1. An apparatus for trimming scrap from a blank comprising: a steady blade; a clamping pad securing the blank to said steady blade; a moving blade movable past said steady blade for trimming the blank; a radius formed on the leading edge of said moving blade adapted to reduce defects in the blank associated with the trimming process; and a support element in communication with the scrap and adapted to reduce defects in the blank associated with the trimming process.

2. An apparatus as described in claim 1 wherein said support element reduces bending in the scrap.

3. An apparatus as described in claim 1, wherein said support element maintains the scrap substantially parallel to its original orientation.

4. An apparatus as described in claim 1, wherein said support element comprises: a plate; and an elastic pad.

5. An apparatus as described in claim 1, wherein said support element comprises: a plate; and a hydraulic cylinder.

6. An apparatus as described in claim 1, wherein said support element comprises: a plate; and a spring element.

7. An apparatus as described in claim 1 for use with aluminum alloy blanks.

8. An apparatus as described in claim 1 for use in an automated stamping apparatus.

9. An apparatus for trimming scrap from a metal blank comprising: a steady blade; a clamping pad for securing the blank to said steady blade; and a moving blade movable past said steady blade for trimming the blank; and a radius formed on the leading edge of said moving blade adapted to reduce defects in the blank associated with the trimming process.

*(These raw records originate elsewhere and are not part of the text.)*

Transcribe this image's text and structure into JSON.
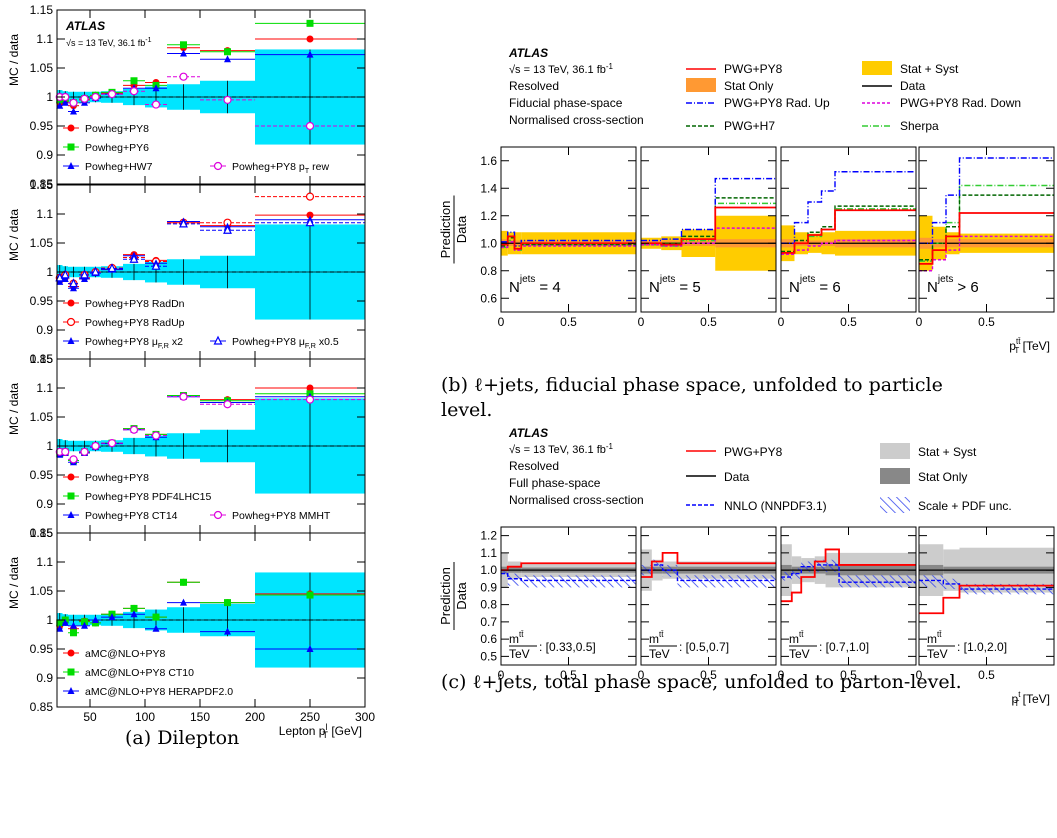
{
  "captions": {
    "a": "(a) Dilepton",
    "b_line1": "(b) ℓ+jets, fiducial phase space, unfolded to particle",
    "b_line2": "level.",
    "c": "(c) ℓ+jets, total phase space, unfolded to parton-level."
  },
  "colors": {
    "cyan_band": "#00e5ff",
    "red": "#ff0000",
    "green": "#00dd00",
    "blue": "#0000ff",
    "magenta": "#dd00dd",
    "stat_syst_yellow": "#ffcc00",
    "stat_only_orange": "#ff9933",
    "light_grey": "#cccccc",
    "dark_grey": "#888888",
    "hatch_blue": "#4444ff",
    "dark_green": "#006600",
    "lime": "#33cc33"
  },
  "chart_data": [
    {
      "id": "a",
      "type": "scatter",
      "ylabel": "MC / data",
      "xlabel": "Lepton p",
      "xlabel_sup": "l",
      "xlabel_sub": "T",
      "xlabel_unit": " [GeV]",
      "xlim": [
        20,
        300
      ],
      "ylim": [
        0.85,
        1.15
      ],
      "x_ticks": [
        "50",
        "100",
        "150",
        "200",
        "250",
        "300"
      ],
      "y_ticks": [
        "0.85",
        "0.9",
        "0.95",
        "1",
        "1.05",
        "1.1",
        "1.15"
      ],
      "atlas": "ATLAS",
      "energy": "√s = 13 TeV, 36.1 fb",
      "energy_sup": "-1",
      "bins": [
        [
          20,
          25
        ],
        [
          25,
          30
        ],
        [
          30,
          40
        ],
        [
          40,
          50
        ],
        [
          50,
          60
        ],
        [
          60,
          80
        ],
        [
          80,
          100
        ],
        [
          100,
          120
        ],
        [
          120,
          150
        ],
        [
          150,
          200
        ],
        [
          200,
          300
        ]
      ],
      "bins_x": [
        22.5,
        27.5,
        35,
        45,
        55,
        70,
        90,
        110,
        135,
        175,
        250
      ],
      "band_half": [
        0.012,
        0.01,
        0.009,
        0.009,
        0.009,
        0.01,
        0.014,
        0.018,
        0.022,
        0.028,
        0.082
      ],
      "panels": [
        {
          "legend": [
            "Powheg+PY8",
            "Powheg+PY6",
            "Powheg+HW7",
            "Powheg+PY8 p_T rew"
          ],
          "series": [
            {
              "name": "Powheg+PY8",
              "marker": "circle",
              "color": "#ff0000",
              "values": [
                0.99,
                0.993,
                0.985,
                0.995,
                1.002,
                1.007,
                1.02,
                1.025,
                1.085,
                1.08,
                1.1
              ]
            },
            {
              "name": "Powheg+PY6",
              "marker": "square",
              "color": "#00dd00",
              "values": [
                0.995,
                0.998,
                0.99,
                0.997,
                1.003,
                1.008,
                1.028,
                1.02,
                1.09,
                1.078,
                1.127
              ]
            },
            {
              "name": "Powheg+HW7",
              "marker": "triangle",
              "color": "#0000ff",
              "values": [
                0.985,
                0.99,
                0.975,
                0.99,
                0.998,
                1.005,
                1.015,
                1.015,
                1.075,
                1.065,
                1.073
              ]
            },
            {
              "name": "Powheg+PY8 p_T rew",
              "marker": "open-circle",
              "color": "#dd00dd",
              "values": [
                1.0,
                1.0,
                0.99,
                0.997,
                1.0,
                1.005,
                1.01,
                0.987,
                1.035,
                0.995,
                0.95
              ]
            }
          ]
        },
        {
          "legend": [
            "Powheg+PY8 RadDn",
            "Powheg+PY8 RadUp",
            "Powheg+PY8 μ_F,R x2",
            "Powheg+PY8 μ_F,R x0.5"
          ],
          "series": [
            {
              "name": "Powheg+PY8 RadDn",
              "marker": "circle",
              "color": "#ff0000",
              "values": [
                0.985,
                0.99,
                0.975,
                0.99,
                1.0,
                1.005,
                1.03,
                1.02,
                1.085,
                1.08,
                1.098
              ]
            },
            {
              "name": "Powheg+PY8 RadUp",
              "marker": "open-circle",
              "color": "#ff0000",
              "values": [
                0.99,
                0.995,
                0.98,
                0.995,
                1.0,
                1.007,
                1.025,
                1.018,
                1.085,
                1.085,
                1.13
              ]
            },
            {
              "name": "Powheg+PY8 μ_F,R x2",
              "marker": "triangle",
              "color": "#0000ff",
              "values": [
                0.983,
                0.988,
                0.972,
                0.988,
                0.998,
                1.004,
                1.028,
                1.015,
                1.087,
                1.078,
                1.09
              ]
            },
            {
              "name": "Powheg+PY8 μ_F,R x0.5",
              "marker": "open-triangle",
              "color": "#0000ff",
              "values": [
                0.99,
                0.995,
                0.98,
                0.995,
                1.0,
                1.006,
                1.022,
                1.01,
                1.083,
                1.072,
                1.085
              ]
            }
          ]
        },
        {
          "legend": [
            "Powheg+PY8",
            "Powheg+PY8 PDF4LHC15",
            "Powheg+PY8 CT14",
            "Powheg+PY8 MMHT"
          ],
          "series": [
            {
              "name": "Powheg+PY8",
              "marker": "circle",
              "color": "#ff0000",
              "values": [
                0.988,
                0.99,
                0.975,
                0.99,
                1.0,
                1.005,
                1.03,
                1.02,
                1.087,
                1.08,
                1.1
              ]
            },
            {
              "name": "Powheg+PY8 PDF4LHC15",
              "marker": "square",
              "color": "#00dd00",
              "values": [
                0.987,
                0.99,
                0.975,
                0.99,
                1.0,
                1.005,
                1.03,
                1.02,
                1.087,
                1.078,
                1.09
              ]
            },
            {
              "name": "Powheg+PY8 CT14",
              "marker": "triangle",
              "color": "#0000ff",
              "values": [
                0.985,
                0.988,
                0.972,
                0.988,
                0.998,
                1.004,
                1.028,
                1.015,
                1.085,
                1.075,
                1.085
              ]
            },
            {
              "name": "Powheg+PY8 MMHT",
              "marker": "open-circle",
              "color": "#dd00dd",
              "values": [
                0.99,
                0.99,
                0.977,
                0.99,
                1.0,
                1.005,
                1.028,
                1.018,
                1.085,
                1.072,
                1.08
              ]
            }
          ]
        },
        {
          "legend": [
            "aMC@NLO+PY8",
            "aMC@NLO+PY8 CT10",
            "aMC@NLO+PY8 HERAPDF2.0"
          ],
          "series": [
            {
              "name": "aMC@NLO+PY8",
              "marker": "circle",
              "color": "#ff0000",
              "values": [
                0.99,
                1.0,
                0.985,
                0.998,
                0.995,
                1.01,
                1.02,
                1.005,
                1.065,
                1.03,
                1.045
              ]
            },
            {
              "name": "aMC@NLO+PY8 CT10",
              "marker": "square",
              "color": "#00dd00",
              "values": [
                0.995,
                1.0,
                0.978,
                0.997,
                0.995,
                1.01,
                1.02,
                1.005,
                1.065,
                1.03,
                1.043
              ]
            },
            {
              "name": "aMC@NLO+PY8 HERAPDF2.0",
              "marker": "triangle",
              "color": "#0000ff",
              "values": [
                0.985,
                0.995,
                0.99,
                0.99,
                1.0,
                1.005,
                1.01,
                0.985,
                1.03,
                0.98,
                0.95
              ]
            }
          ]
        }
      ]
    },
    {
      "id": "b",
      "type": "line",
      "ylabel_num": "Prediction",
      "ylabel_den": "Data",
      "xlabel": "p",
      "xlabel_sup": "tt̄",
      "xlabel_sub": "T",
      "xlabel_unit": " [TeV]",
      "atlas": "ATLAS",
      "energy": "√s = 13 TeV, 36.1 fb",
      "energy_sup": "-1",
      "info": [
        "Resolved",
        "Fiducial phase-space",
        "Normalised cross-section"
      ],
      "legend": [
        "PWG+PY8",
        "Stat Only",
        "PWG+PY8 Rad. Up",
        "PWG+H7",
        "Stat + Syst",
        "Data",
        "PWG+PY8 Rad. Down",
        "Sherpa"
      ],
      "ylim": [
        0.5,
        1.7
      ],
      "xlim": [
        0,
        1
      ],
      "y_ticks": [
        "0.6",
        "0.8",
        "1.0",
        "1.2",
        "1.4",
        "1.6"
      ],
      "x_ticks": [
        "0",
        "0.5"
      ],
      "subpanels": [
        {
          "label": "= 4",
          "label_pre": "N",
          "label_sup": "jets",
          "edges": [
            0,
            0.05,
            0.1,
            0.15,
            1.0
          ],
          "band_syst": [
            0.09,
            0.08,
            0.08,
            0.08
          ],
          "band_stat": [
            0.03,
            0.02,
            0.02,
            0.02
          ],
          "pwg": [
            0.99,
            1.05,
            0.96,
            1.0
          ],
          "radup": [
            1.01,
            1.08,
            0.98,
            1.02
          ],
          "raddn": [
            0.97,
            1.01,
            0.95,
            0.98
          ],
          "h7": [
            0.98,
            1.04,
            0.96,
            0.99
          ],
          "sherpa": [
            0.97,
            1.02,
            0.95,
            0.99
          ]
        },
        {
          "label": "= 5",
          "label_pre": "N",
          "label_sup": "jets",
          "edges": [
            0,
            0.15,
            0.3,
            0.55,
            1.0
          ],
          "band_syst": [
            0.04,
            0.05,
            0.1,
            0.2
          ],
          "band_stat": [
            0.02,
            0.02,
            0.02,
            0.03
          ],
          "pwg": [
            1.0,
            0.99,
            1.03,
            1.26
          ],
          "radup": [
            1.02,
            1.03,
            1.1,
            1.47
          ],
          "raddn": [
            0.99,
            0.98,
            1.0,
            1.11
          ],
          "h7": [
            1.0,
            1.0,
            1.05,
            1.33
          ],
          "sherpa": [
            0.99,
            0.98,
            1.02,
            1.29
          ]
        },
        {
          "label": "= 6",
          "label_pre": "N",
          "label_sup": "jets",
          "edges": [
            0,
            0.1,
            0.2,
            0.3,
            0.4,
            1.0
          ],
          "band_syst": [
            0.13,
            0.08,
            0.07,
            0.08,
            0.09
          ],
          "band_stat": [
            0.03,
            0.02,
            0.02,
            0.02,
            0.03
          ],
          "pwg": [
            0.93,
            1.0,
            1.06,
            1.1,
            1.24
          ],
          "radup": [
            1.0,
            1.15,
            1.3,
            1.38,
            1.52
          ],
          "raddn": [
            0.92,
            0.95,
            0.98,
            1.0,
            1.02
          ],
          "h7": [
            0.94,
            1.02,
            1.08,
            1.12,
            1.27
          ],
          "sherpa": [
            0.93,
            1.0,
            1.05,
            1.1,
            1.25
          ]
        },
        {
          "label": "> 6",
          "label_pre": "N",
          "label_sup": "jets",
          "edges": [
            0,
            0.1,
            0.2,
            0.3,
            1.0
          ],
          "band_syst": [
            0.2,
            0.12,
            0.08,
            0.07
          ],
          "band_stat": [
            0.04,
            0.03,
            0.03,
            0.03
          ],
          "pwg": [
            0.85,
            0.95,
            1.05,
            1.22
          ],
          "radup": [
            1.0,
            1.15,
            1.35,
            1.62
          ],
          "raddn": [
            0.8,
            0.88,
            0.95,
            1.05
          ],
          "h7": [
            0.88,
            1.0,
            1.12,
            1.35
          ],
          "sherpa": [
            0.87,
            1.0,
            1.15,
            1.42
          ]
        }
      ]
    },
    {
      "id": "c",
      "type": "line",
      "ylabel_num": "Prediction",
      "ylabel_den": "Data",
      "xlabel": "p",
      "xlabel_sup": "t",
      "xlabel_sub": "T",
      "xlabel_unit": " [TeV]",
      "atlas": "ATLAS",
      "energy": "√s = 13 TeV, 36.1 fb",
      "energy_sup": "-1",
      "info": [
        "Resolved",
        "Full phase-space",
        "Normalised cross-section"
      ],
      "legend": [
        "PWG+PY8",
        "Data",
        "NNLO (NNPDF3.1)",
        "Stat + Syst",
        "Stat Only",
        "Scale + PDF unc."
      ],
      "ylim": [
        0.45,
        1.25
      ],
      "xlim": [
        0,
        1
      ],
      "y_ticks": [
        "0.5",
        "0.6",
        "0.7",
        "0.8",
        "0.9",
        "1.0",
        "1.1",
        "1.2"
      ],
      "x_ticks": [
        "0",
        "0.5"
      ],
      "subpanels": [
        {
          "label": ": [0.33,0.5]",
          "edges": [
            0,
            0.05,
            0.15,
            1.0
          ],
          "band_syst": [
            0.1,
            0.05,
            0.04
          ],
          "band_stat": [
            0.02,
            0.015,
            0.015
          ],
          "pwg": [
            1.0,
            1.02,
            1.04
          ],
          "nnlo": [
            0.98,
            0.95,
            0.94
          ],
          "hatch": [
            [
              0.96,
              1.0
            ],
            [
              0.91,
              0.98
            ],
            [
              0.9,
              0.97
            ]
          ]
        },
        {
          "label": ": [0.5,0.7]",
          "edges": [
            0,
            0.08,
            0.16,
            0.27,
            1.0
          ],
          "band_syst": [
            0.12,
            0.06,
            0.05,
            0.05
          ],
          "band_stat": [
            0.02,
            0.02,
            0.02,
            0.02
          ],
          "pwg": [
            0.96,
            1.05,
            1.1,
            1.04
          ],
          "nnlo": [
            1.0,
            1.03,
            1.0,
            0.94
          ],
          "hatch": [
            [
              0.97,
              1.03
            ],
            [
              1.0,
              1.06
            ],
            [
              0.96,
              1.03
            ],
            [
              0.9,
              0.97
            ]
          ]
        },
        {
          "label": ": [0.7,1.0]",
          "edges": [
            0,
            0.08,
            0.15,
            0.25,
            0.33,
            0.43,
            1.0
          ],
          "band_syst": [
            0.15,
            0.08,
            0.07,
            0.08,
            0.1,
            0.1
          ],
          "band_stat": [
            0.03,
            0.02,
            0.02,
            0.02,
            0.03,
            0.03
          ],
          "pwg": [
            0.82,
            0.87,
            0.96,
            1.05,
            1.12,
            1.03
          ],
          "nnlo": [
            0.96,
            0.98,
            1.02,
            1.03,
            1.03,
            0.93
          ],
          "hatch": [
            [
              0.94,
              0.99
            ],
            [
              0.95,
              1.01
            ],
            [
              0.99,
              1.05
            ],
            [
              0.99,
              1.06
            ],
            [
              0.99,
              1.06
            ],
            [
              0.9,
              0.97
            ]
          ]
        },
        {
          "label": ": [1.0,2.0]",
          "edges": [
            0,
            0.18,
            0.3,
            1.0
          ],
          "band_syst": [
            0.15,
            0.12,
            0.13
          ],
          "band_stat": [
            0.03,
            0.02,
            0.02
          ],
          "pwg": [
            0.75,
            0.84,
            0.91
          ],
          "nnlo": [
            0.94,
            0.92,
            0.89
          ],
          "hatch": [
            [
              0.9,
              0.97
            ],
            [
              0.89,
              0.95
            ],
            [
              0.86,
              0.92
            ]
          ]
        }
      ]
    }
  ]
}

10. An apparatus as described in claim 9 for use with aluminum alloy blanks.

11. An apparatus as described in claim 9 for use in an automated stamping process.

12. A method of reducing the production of defects during trimming operations comprising: holding a blank between a steady blade and a clamping pad; moving a moving blade past said steady blade to trim scrap off of said blank; and supporting said scrap to reduce defects in said blank associated with the trimming process.

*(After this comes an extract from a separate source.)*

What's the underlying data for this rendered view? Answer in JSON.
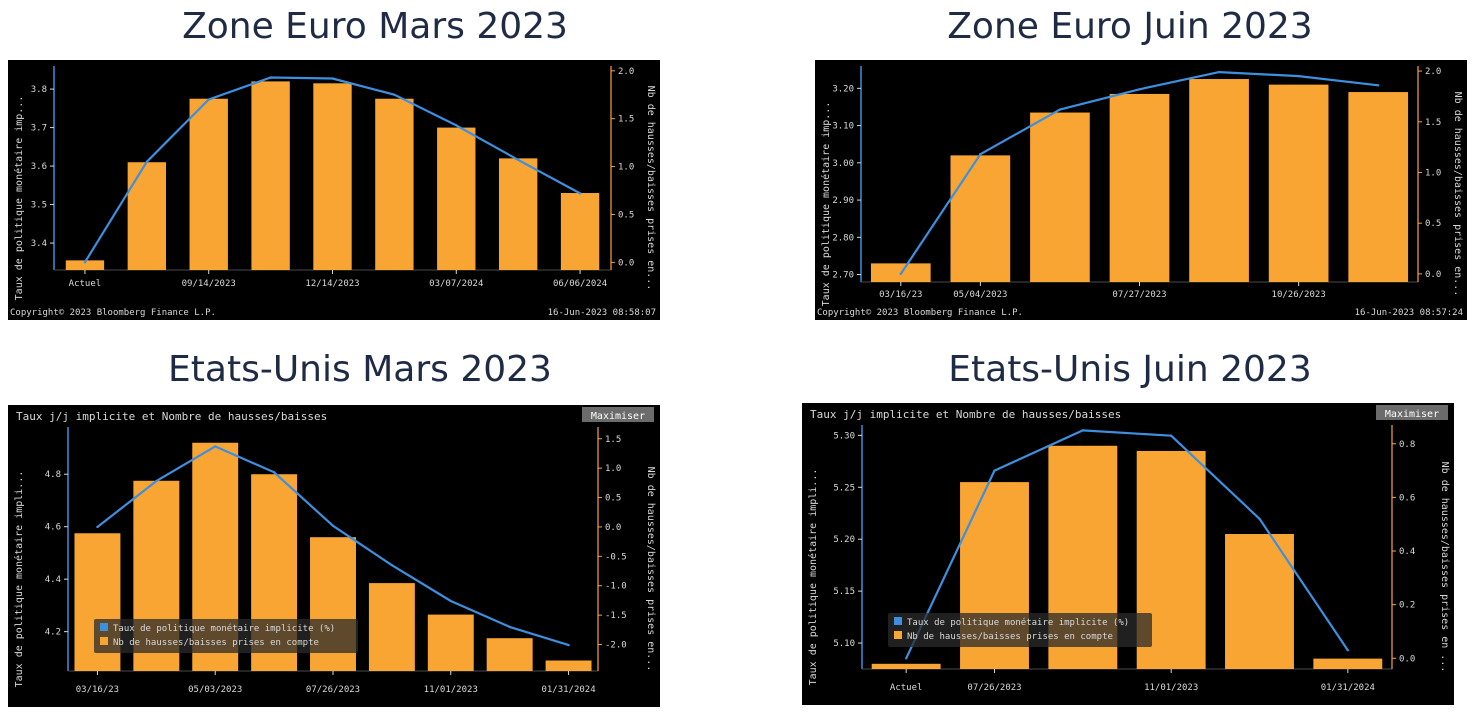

13. A method as described in claim 12 wherein said supporting said scrap comprises: preventing bending in said scrap during the trimming process.

14. A method as described in claim 13 wherein said supporting said scrap comprises: keeping said scrap substantially parallel to said scrap's original orientation during the trimming process.

15. A method as described in claim 12 further comprising: reducing the strain concentration caused by said moving blade on said blank through the use of a radius formed on the leading edge of said moving blade.

16. A method of reducing the production of defects during trimming operations comprising: holding a blank between a steady blade and a clamping pad; moving a moving blade past said steady blade to trim scrap off of said blank; and reducing the strain concentration caused by said moving blade on said blank through the use of a radius formed on the leading edge of said moving blade.